Deux semaines après le début de l'offensive israélo-américaine contre l'Iran, le conflit entre dans une phase d'escalade autour du pétrole. Donald Trump affirme que l'Iran est « complètement vaincu », tandis que Téhéran menace de « réduire en cendres » les infrastructures énergétiques liées aux États-Unis dans la région.
L'île de Kharg, terminal pétrolier au cœur des menaces
Les sommations croisées de Washington et de Téhéran se concentrent autour de l'île de Kharg, située dans le nord du Golfe à environ 30 kilomètres des côtes iraniennes. Ce terminal abrite la principale plateforme d'exportation de pétrole brut du pays.
Vendredi soir, le président américain a déclaré sur Truth Social avoir « complètement détruit » des cibles militaires sur l'île. Il a prévenu qu'il détruirait aussi les infrastructures pétrolières « si l'Iran, ou quiconque d'autre venait à faire quoi que ce soit pour entraver le passage libre et sûr des navires dans le détroit d'Ormuz ».
En réponse, le porte-parole du quartier général de Khatam al-Anbiya, affilié aux Gardiens de la Révolution, a menacé : « Toutes les installations pétrolières, économiques et énergétiques appartenant à des compagnies pétrolières de la région en partie détenues par les États-Unis ou qui coopèrent avec les États-Unis seront immédiatement détruites et réduites en cendres. »
Donald Trump a par ailleurs assuré que la marine américaine allait « bientôt, très bientôt » commencer à escorter des pétroliers dans le détroit d'Ormuz, par où transitait un cinquième de la production mondiale d'hydrocarbures avant le blocus iranien.
Le conflit s'étend : Qatar, Irak, Liban
Au-delà de l'affrontement direct, la guerre continue de s'étendre dans toute la région. Le Qatar a annoncé samedi avoir intercepté deux missiles au-dessus de Doha. Des explosions ont été entendues par des journalistes de l'AFP dans le centre-ville de la capitale qatarienne.

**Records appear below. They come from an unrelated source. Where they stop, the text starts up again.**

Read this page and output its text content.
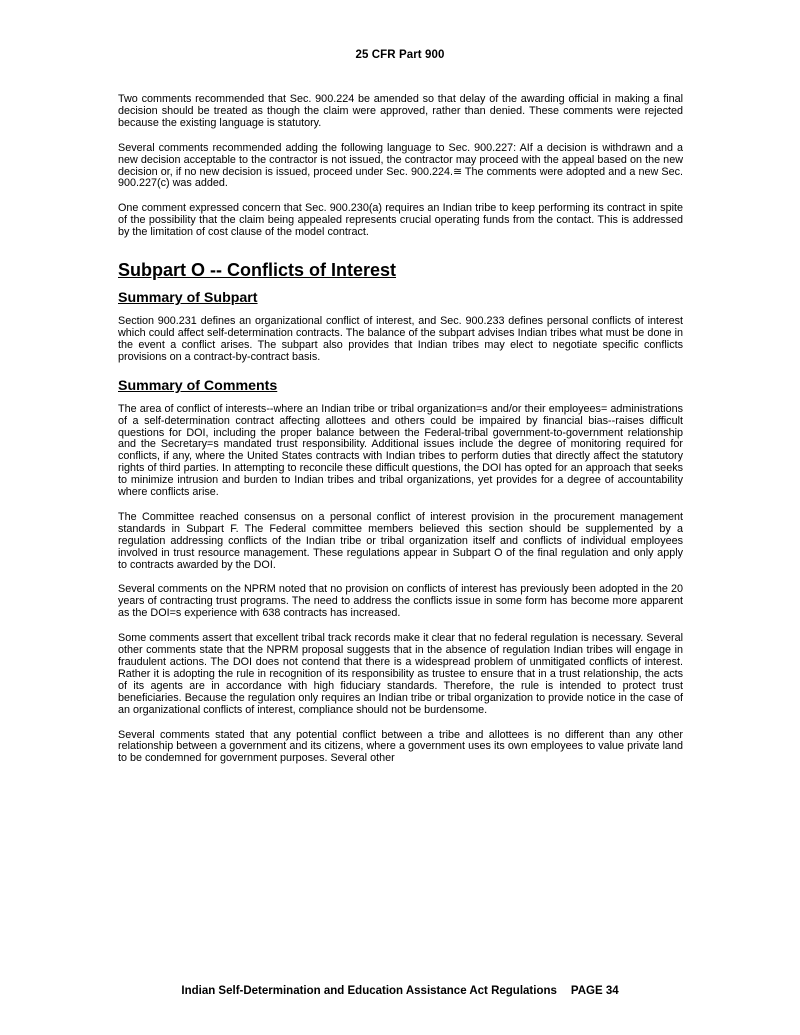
25 CFR Part 900

Two comments recommended that Sec. 900.224 be amended so that delay of the awarding official in making a final decision should be treated as though the claim were approved, rather than denied. These comments were rejected because the existing language is statutory.

Several comments recommended adding the following language to Sec. 900.227: AIf a decision is withdrawn and a new decision acceptable to the contractor is not issued, the contractor may proceed with the appeal based on the new decision or, if no new decision is issued, proceed under Sec. 900.224.≅ The comments were adopted and a new Sec. 900.227(c) was added.

One comment expressed concern that Sec. 900.230(a) requires an Indian tribe to keep performing its contract in spite of the possibility that the claim being appealed represents crucial operating funds from the contact. This is addressed by the limitation of cost clause of the model contract.

Subpart O -- Conflicts of Interest
Summary of Subpart

Section 900.231 defines an organizational conflict of interest, and Sec. 900.233 defines personal conflicts of interest which could affect self-determination contracts. The balance of the subpart advises Indian tribes what must be done in the event a conflict arises. The subpart also provides that Indian tribes may elect to negotiate specific conflicts provisions on a contract-by-contract basis.

Summary of Comments

The area of conflict of interests--where an Indian tribe or tribal organization=s and/or their employees= administrations of a self-determination contract affecting allottees and others could be impaired by financial bias--raises difficult questions for DOI, including the proper balance between the Federal-tribal government-to-government relationship and the Secretary=s mandated trust responsibility. Additional issues include the degree of monitoring required for conflicts, if any, where the United States contracts with Indian tribes to perform duties that directly affect the statutory rights of third parties. In attempting to reconcile these difficult questions, the DOI has opted for an approach that seeks to minimize intrusion and burden to Indian tribes and tribal organizations, yet provides for a degree of accountability where conflicts arise.

The Committee reached consensus on a personal conflict of interest provision in the procurement management standards in Subpart F. The Federal committee members believed this section should be supplemented by a regulation addressing conflicts of the Indian tribe or tribal organization itself and conflicts of individual employees involved in trust resource management. These regulations appear in Subpart O of the final regulation and only apply to contracts awarded by the DOI.

Several comments on the NPRM noted that no provision on conflicts of interest has previously been adopted in the 20 years of contracting trust programs. The need to address the conflicts issue in some form has become more apparent as the DOI=s experience with 638 contracts has increased.

Some comments assert that excellent tribal track records make it clear that no federal regulation is necessary. Several other comments state that the NPRM proposal suggests that in the absence of regulation Indian tribes will engage in fraudulent actions. The DOI does not contend that there is a widespread problem of unmitigated conflicts of interest. Rather it is adopting the rule in recognition of its responsibility as trustee to ensure that in a trust relationship, the acts of its agents are in accordance with high fiduciary standards. Therefore, the rule is intended to protect trust beneficiaries. Because the regulation only requires an Indian tribe or tribal organization to provide notice in the case of an organizational conflicts of interest, compliance should not be burdensome.

Several comments stated that any potential conflict between a tribe and allottees is no different than any other relationship between a government and its citizens, where a government uses its own employees to value private land to be condemned for government purposes. Several other

Indian Self-Determination and Education Assistance Act Regulations PAGE 34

En Irak, l'ambassade américaine à Bagdad a été visée par une attaque de drone à l'aube samedi, selon un haut responsable sécuritaire irakien. Une série de frappes a également visé un groupe armé pro-iranien, faisant deux morts.
Au Liban, entraîné dans la guerre par le Hezbollah le 2 mars, les frappes israéliennes ont fait plus de 773 morts, dont 103 enfants, et plus de 800 000 déplacés selon le dernier bilan officiel. Samedi, au moins douze membres du personnel d'un centre de santé dans le sud du pays ont été tués par une frappe israélienne.
Un quartier général de la Force intérimaire des Nations unies au Liban (Finul) a également été touché, selon l'Agence nationale d'information libanaise. L'armée népalaise, dont un contingent fait partie de la Finul, a indiqué que personne n'avait été blessé.
Renforts américains et impasse diplomatique
Les États-Unis vont envoyer des renforts au Moyen-Orient. Selon le New York Times, quelque 2 500 Marines et trois navires supplémentaires seront déployés. Le Wall Street Journal mentionne le navire d'assaut Tripoli, basé au Japon.

À Oman, Washington a ordonné au personnel non essentiel de son ambassade et à leurs proches de quitter le pays. Samedi matin, l'armée israélienne a demandé aux habitants de certains quartiers de Tabriz, dans le nord de l'Iran, d'évacuer en prévision d'opérations militaires.
Au quinzième jour de la guerre, aucune issue diplomatique n'est en vue. Le nouveau guide suprême iranien Mojtaba Khamenei, qui a remplacé son père Ali Khamenei tué au premier jour de l'offensive, reste invisible. Donald Trump a affirmé que les États-Unis frapperont l'Iran « très fort au cours de la prochaine semaine ».